My name scrolled presently onto the green-screened monitor listing patients with prescriptions ready for pickup. In the process of standing up and strolling to the plexiglas window, I glanced back to take the measure of this citizen whose fear and loathing of Big Brother had robbed him of whatever sense of irony he may once have possessed. He was a well-built fellow, neatly dressed in a plaid cotton shirt, and looked to be a few years younger than myself. Say 50, give or take.
This was kind of interesting, because a 50-year-old American stands right now at the tipping point of a striking generational divide. Recent polls have shown that Americans under 50 are generally supportive of a wide range of social initiatives, ranging from health care reform and marriage equality to acting to forestall global climate change. Older Americans tend to oppose such things.

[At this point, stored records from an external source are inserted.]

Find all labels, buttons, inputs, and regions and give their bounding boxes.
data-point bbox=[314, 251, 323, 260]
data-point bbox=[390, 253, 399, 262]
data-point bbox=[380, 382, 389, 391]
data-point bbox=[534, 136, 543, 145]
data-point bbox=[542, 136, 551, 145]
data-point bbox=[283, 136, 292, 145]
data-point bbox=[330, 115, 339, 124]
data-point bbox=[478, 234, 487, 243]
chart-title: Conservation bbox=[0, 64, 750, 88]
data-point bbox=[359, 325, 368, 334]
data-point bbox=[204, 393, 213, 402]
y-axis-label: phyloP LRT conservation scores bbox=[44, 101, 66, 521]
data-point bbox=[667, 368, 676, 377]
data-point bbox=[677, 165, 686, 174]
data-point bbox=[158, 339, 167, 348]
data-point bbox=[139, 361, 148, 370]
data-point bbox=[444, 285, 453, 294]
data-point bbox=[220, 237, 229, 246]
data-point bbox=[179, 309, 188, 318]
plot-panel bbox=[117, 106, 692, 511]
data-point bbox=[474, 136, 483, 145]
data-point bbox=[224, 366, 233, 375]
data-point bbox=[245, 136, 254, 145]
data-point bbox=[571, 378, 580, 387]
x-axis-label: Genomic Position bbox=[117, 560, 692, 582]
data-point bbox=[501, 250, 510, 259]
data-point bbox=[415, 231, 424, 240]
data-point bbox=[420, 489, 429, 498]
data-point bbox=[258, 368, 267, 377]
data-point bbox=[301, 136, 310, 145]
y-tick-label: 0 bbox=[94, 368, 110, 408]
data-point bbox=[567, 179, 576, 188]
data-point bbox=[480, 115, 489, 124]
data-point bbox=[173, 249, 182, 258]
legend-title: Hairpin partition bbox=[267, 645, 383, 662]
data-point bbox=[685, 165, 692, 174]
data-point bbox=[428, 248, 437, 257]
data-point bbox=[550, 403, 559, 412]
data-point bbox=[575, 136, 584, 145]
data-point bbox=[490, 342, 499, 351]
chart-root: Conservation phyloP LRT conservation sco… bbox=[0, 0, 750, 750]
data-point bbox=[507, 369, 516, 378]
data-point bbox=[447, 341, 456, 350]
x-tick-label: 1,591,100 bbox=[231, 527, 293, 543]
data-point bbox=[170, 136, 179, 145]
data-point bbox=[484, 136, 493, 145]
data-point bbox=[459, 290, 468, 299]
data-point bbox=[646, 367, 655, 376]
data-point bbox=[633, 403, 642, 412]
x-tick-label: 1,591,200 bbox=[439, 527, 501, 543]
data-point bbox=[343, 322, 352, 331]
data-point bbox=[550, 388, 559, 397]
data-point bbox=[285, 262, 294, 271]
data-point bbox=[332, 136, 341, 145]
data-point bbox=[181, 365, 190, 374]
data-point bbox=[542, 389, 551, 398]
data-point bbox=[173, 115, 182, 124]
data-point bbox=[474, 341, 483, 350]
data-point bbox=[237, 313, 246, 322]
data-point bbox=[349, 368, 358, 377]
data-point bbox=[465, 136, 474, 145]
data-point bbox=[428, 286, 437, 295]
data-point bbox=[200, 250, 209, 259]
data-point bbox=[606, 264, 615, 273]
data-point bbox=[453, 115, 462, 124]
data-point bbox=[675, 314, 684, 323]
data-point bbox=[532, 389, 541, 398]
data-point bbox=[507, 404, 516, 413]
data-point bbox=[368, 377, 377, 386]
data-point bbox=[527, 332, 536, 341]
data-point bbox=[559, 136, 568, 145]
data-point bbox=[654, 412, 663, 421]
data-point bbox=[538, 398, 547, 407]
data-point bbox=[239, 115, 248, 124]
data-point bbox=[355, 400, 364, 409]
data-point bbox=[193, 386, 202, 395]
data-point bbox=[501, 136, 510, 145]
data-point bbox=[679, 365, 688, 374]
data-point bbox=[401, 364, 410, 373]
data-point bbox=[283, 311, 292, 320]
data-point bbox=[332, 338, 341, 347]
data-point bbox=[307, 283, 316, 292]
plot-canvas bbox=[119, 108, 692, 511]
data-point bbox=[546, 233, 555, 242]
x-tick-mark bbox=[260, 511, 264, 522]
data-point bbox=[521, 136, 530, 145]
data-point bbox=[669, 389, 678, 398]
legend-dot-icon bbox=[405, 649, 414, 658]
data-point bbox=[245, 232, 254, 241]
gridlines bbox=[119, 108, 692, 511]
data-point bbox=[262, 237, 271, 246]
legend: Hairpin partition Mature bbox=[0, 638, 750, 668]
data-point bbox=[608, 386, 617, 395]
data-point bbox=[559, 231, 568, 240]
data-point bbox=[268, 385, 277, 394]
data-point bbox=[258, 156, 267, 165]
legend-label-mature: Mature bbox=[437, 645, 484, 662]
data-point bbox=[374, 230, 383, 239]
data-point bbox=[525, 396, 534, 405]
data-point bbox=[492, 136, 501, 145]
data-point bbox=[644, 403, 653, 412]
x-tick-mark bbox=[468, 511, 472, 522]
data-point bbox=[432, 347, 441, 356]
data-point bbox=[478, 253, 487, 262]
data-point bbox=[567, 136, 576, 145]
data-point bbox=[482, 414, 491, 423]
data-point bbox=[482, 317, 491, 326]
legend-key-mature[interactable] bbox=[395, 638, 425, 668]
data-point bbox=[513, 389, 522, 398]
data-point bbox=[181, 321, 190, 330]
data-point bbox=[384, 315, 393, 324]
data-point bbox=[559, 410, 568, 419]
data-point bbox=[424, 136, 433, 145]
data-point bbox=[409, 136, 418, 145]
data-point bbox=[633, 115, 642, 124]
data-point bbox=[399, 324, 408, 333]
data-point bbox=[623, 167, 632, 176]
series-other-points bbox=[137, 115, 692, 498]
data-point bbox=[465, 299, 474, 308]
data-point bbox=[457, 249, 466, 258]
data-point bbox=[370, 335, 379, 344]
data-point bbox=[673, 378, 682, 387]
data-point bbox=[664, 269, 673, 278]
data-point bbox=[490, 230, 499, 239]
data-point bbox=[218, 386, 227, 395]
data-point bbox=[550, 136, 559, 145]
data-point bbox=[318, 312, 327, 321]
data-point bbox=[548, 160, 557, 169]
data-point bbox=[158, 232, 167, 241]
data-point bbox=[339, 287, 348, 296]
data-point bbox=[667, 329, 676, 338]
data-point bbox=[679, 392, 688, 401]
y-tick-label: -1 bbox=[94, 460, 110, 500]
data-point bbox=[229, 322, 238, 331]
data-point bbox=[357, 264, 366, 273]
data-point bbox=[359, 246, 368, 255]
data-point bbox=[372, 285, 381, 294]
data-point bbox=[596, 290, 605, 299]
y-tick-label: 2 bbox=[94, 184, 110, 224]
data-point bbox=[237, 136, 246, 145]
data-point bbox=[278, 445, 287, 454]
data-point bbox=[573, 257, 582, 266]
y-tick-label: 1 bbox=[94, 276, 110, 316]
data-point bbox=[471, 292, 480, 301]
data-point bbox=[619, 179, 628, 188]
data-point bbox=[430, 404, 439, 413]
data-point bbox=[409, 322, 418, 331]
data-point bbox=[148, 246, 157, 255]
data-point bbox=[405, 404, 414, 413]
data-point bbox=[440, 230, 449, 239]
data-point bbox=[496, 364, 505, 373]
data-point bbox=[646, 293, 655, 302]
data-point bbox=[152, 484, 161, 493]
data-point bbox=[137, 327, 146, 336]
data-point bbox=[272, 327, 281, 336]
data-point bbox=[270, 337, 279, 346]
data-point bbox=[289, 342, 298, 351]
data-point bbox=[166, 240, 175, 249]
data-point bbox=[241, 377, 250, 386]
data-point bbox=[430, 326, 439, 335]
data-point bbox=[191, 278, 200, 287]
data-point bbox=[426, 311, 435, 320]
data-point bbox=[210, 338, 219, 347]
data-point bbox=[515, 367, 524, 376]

But of course statistics of this kind conceal a multitude of particularities. There are no doubt millions of older people who understand that Medicare, for example, is a form of single-payer (i.e. government-run) health care, and that it works pretty well. As do U.S. military medical services and, closer to home, the VA center in Augusta. Which makes it that much harder to fathom the cognitive disconnect involved in railing against the government's intrusion into the realm of health services while, at the same time, voluntarily availing oneself of those very services.
I suppose many vets would say they only go to Togus because they have no other choice. They're self-employed, or their job doesn't provide health benefits, and they can't afford the exorbitant premiums of an individual health plan, or maybe they've been turned down because of some pre-existing medical problem. But that's the whole point of health care reform, isn't it? The idea — the moral imperative, if you will — is to offer help to that huge chunk of the American populace, 46 million and counting, that currently has no health insurance at all.
At Togus that day, there didn't seem any point in getting into all this. A lot of folks simply seem to have their minds made up. But I still hope that common sense, and common decency, will ultimately prevail.